Every improvement we have tried to make has been carefully undone by the darling grandson. I mopped the kitchen floor today. I even got down on my hands and knees and scrubbed the spots you can only see, well, when you are on your hands and knees. I used up almost all of the cleaning solvent to make it really shine. Real attention to detail cleaning. As soon as the floor was dry and the mop and broom put away, and I had moved on to another room that needed my attention, Jonas got thirsty. Instead of asking me for a drink, he asserted his independence and dropped the brand new, 64oz bottle of orange juice. When I saw the mess, he handed me his sippy cup and said “Uh-oh.” Then he dropped to his hands and knees and started lapping it up like a dog. Good thing the floor was clean.

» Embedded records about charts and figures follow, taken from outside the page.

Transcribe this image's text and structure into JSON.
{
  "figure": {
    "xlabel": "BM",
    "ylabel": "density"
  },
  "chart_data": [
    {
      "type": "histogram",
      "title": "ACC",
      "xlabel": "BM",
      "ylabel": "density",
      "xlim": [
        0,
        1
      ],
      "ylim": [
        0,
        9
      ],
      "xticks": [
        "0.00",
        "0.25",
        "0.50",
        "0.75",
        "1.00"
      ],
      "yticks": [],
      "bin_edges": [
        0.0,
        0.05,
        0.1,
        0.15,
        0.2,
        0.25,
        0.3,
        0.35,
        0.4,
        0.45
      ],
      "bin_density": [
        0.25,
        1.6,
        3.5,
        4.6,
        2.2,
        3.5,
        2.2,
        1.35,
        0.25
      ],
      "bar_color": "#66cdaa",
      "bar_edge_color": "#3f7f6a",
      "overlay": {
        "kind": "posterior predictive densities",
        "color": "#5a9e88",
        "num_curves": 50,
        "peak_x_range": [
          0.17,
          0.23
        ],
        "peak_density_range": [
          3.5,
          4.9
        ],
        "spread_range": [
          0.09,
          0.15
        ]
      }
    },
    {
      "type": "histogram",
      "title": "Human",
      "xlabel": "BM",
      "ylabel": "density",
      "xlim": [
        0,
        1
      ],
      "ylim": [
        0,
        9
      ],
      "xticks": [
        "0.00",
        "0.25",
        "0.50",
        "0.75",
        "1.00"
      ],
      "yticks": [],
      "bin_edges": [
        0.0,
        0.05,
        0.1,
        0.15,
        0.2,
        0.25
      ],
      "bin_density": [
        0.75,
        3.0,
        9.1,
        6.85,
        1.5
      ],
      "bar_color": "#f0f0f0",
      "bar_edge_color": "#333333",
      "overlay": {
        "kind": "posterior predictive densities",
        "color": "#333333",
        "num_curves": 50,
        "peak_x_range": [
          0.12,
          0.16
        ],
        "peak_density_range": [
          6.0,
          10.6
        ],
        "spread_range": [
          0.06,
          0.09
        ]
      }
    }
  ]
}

Chris is upstairs working on Jonas’ room, otherwise known as the guest room. He made the beds and put all of the stuffed animals on the top bunk all sitting up neatly, instead of tossed randomly around the room, which is how Jonas prefers things. He put all the books back up on the shelves too. Now he is standing guard over them with a broom. Jonas has been sent back downstairs quite a few times.
Tonight we will put Jonas to bed, then do a few last minute things. As soon as we get up in the morning I plan to sweep, mop and then leave the house until Wednesday morning when we pick you up at the airport. Seriously, we are going to my in-laws so Jonas can trash their house and spare ours.
Now, I do know that my parents love me unconditionally. They know me well enough to know that my perfectionism doesn’t extend to my surroundings (they saw my room as a teenager- my home as an adult is a vast improvement). They have also been the young couple with small, destructive children, so they have got to understand. I didn’t grow up in a home riddled with pristine sterility. It was comfortable and lived in, just as any real home ought to be.
So why do I want the house to look good? I am a mature, responsible adult who pays her own bills (ok, Chris pays the bills- but I made the budget!), cooks the meals (we had yogurt and Andes mints tonight), and who has given birth to not just one but two grandchildren.
Deep inside, I still want my parents to be proud of me. I want them to think I keep it together and am doing pretty well. I don’t want to be a worry to them; I want to be a credit.